When the Manson Family came to trial the Tates were represented by Col. Paul Tate. He was the first witness called by the prosecution at the trial of Charles Manson, Susan Atkins, Patricia Krenwinkel and Leslie Van Houten. (Charles Watson would be tried separately at a later date)
Col. Tate identified photographs of Sharon, Abigail Folger, Jay Sebring and Voytek Frykowski and spoke of the last time he saw Sharon.
During the trial Manson and the female defandants caused many disturbances, making statements in unison during the testimony, screaming, threatening witnesses. At one point Manson leap across the defense table in a move to attack the Judge.
The Verdict and the Aftermath
On January 25th, 1971 the jury returned guilty verdicts against all 4 defendants. Charles Manson, Susan Atkins and Patricia Krenwinkel were found guilty of seven counts of first degree murder and one count of conspiracy to commit murder for their roles in the murders at the Tate-Labianca homes. Leslie Van Houten, who had not been present at the Tate house, was found guilty of two counts of first degree murder and one count of conspiracy to commit murder.
On March 29th, 1971 the jury recommended the death penalty on all counts for all four defendants.
As the Clerk read the verdicts the female defendants shouted:
"You have just judged yourselves."
"Better lock your doors and watch your own kids."
"Your whole system is a game. You blind, stupid people. Your children will turn against you."
On April 19th, 1971 Judge Charles Older sentenced the four defendants to death.
At the time- and indeed until the trial of O.J. Simpson in 1995 -the trial of Manson and the female defendants was the longest jury trial in California history.
Col. Tate said "That's what we wanted. That's what we expected. But there's no jubilation in some thing like this, no sense of satisfaction. It's more a feeling that justice has been done. Naturally, I wanted the death penalty. They took my daughter and my grandchild."
On October 12th, 1971 Charles Watson was found guilty of seven counts of first degree murder and one count of conspiracy to commit murder for the crimes committed at the Tate-Labianca homes.
On October 21st, 1971 the jury recommended the death penalty for Watson as well.
In other proceedings Manson and family members Bruce Davis and Steve Grogan were found guilty in the trial for the murders of Gary Hinman and Donald Shea. They each recieved a life sentence for these murders.
Susan Atkins pled guilty to the murder of Gary Hinman and also recieved an additional sentence of life in prison.

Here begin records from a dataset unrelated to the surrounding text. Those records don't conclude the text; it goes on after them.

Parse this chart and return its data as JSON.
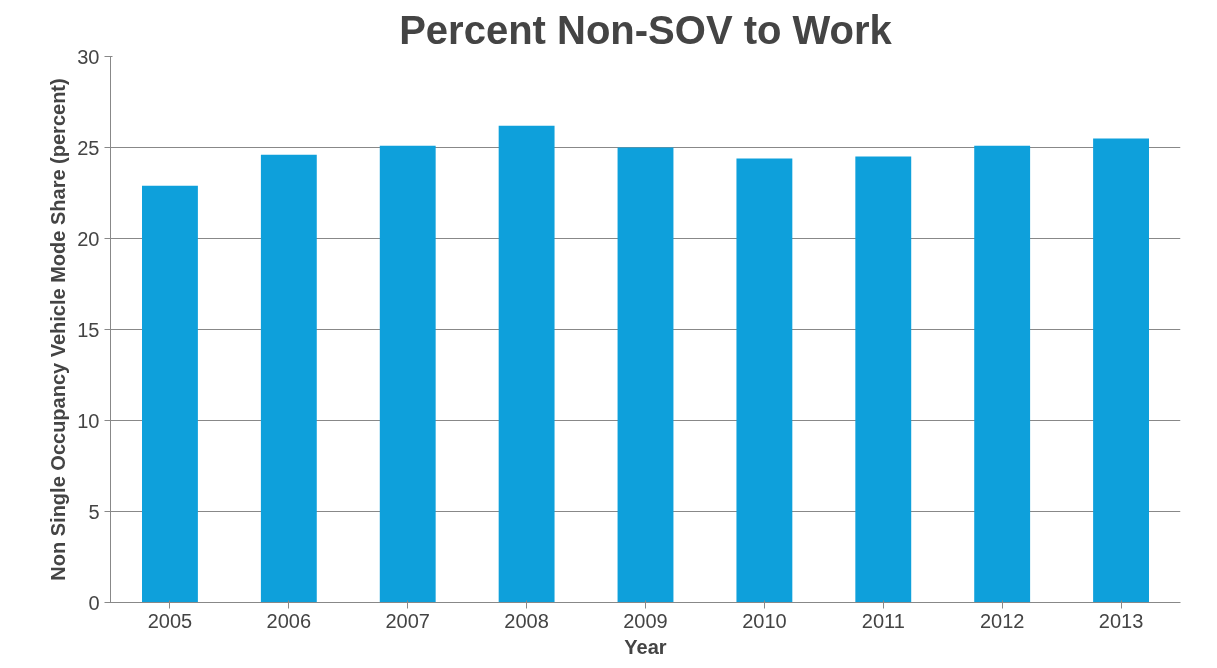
{
  "chart_data": {
    "type": "bar",
    "title": "Percent Non-SOV to Work",
    "xlabel": "Year",
    "ylabel": "Non Single Occupancy Vehicle Mode Share (percent)",
    "categories": [
      "2005",
      "2006",
      "2007",
      "2008",
      "2009",
      "2010",
      "2011",
      "2012",
      "2013"
    ],
    "values": [
      22.9,
      24.6,
      25.1,
      26.2,
      25.0,
      24.4,
      24.5,
      25.1,
      25.5
    ],
    "color": "#0ea0db",
    "ylim": [
      0,
      30
    ],
    "yticks": [
      0,
      5,
      10,
      15,
      20,
      25,
      30
    ],
    "grid": "y"
  }
}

Unfortunately, in Feb. 1972, the death sentences of the Manson Family murderers were overturned by the Supreme Court of California. Their sentences were reduced to life in prison. At the time there was no life sentence without the possibility of parole, therefore every member of the Manson family became eligible for parole after serving only a few years in prison for their crimes.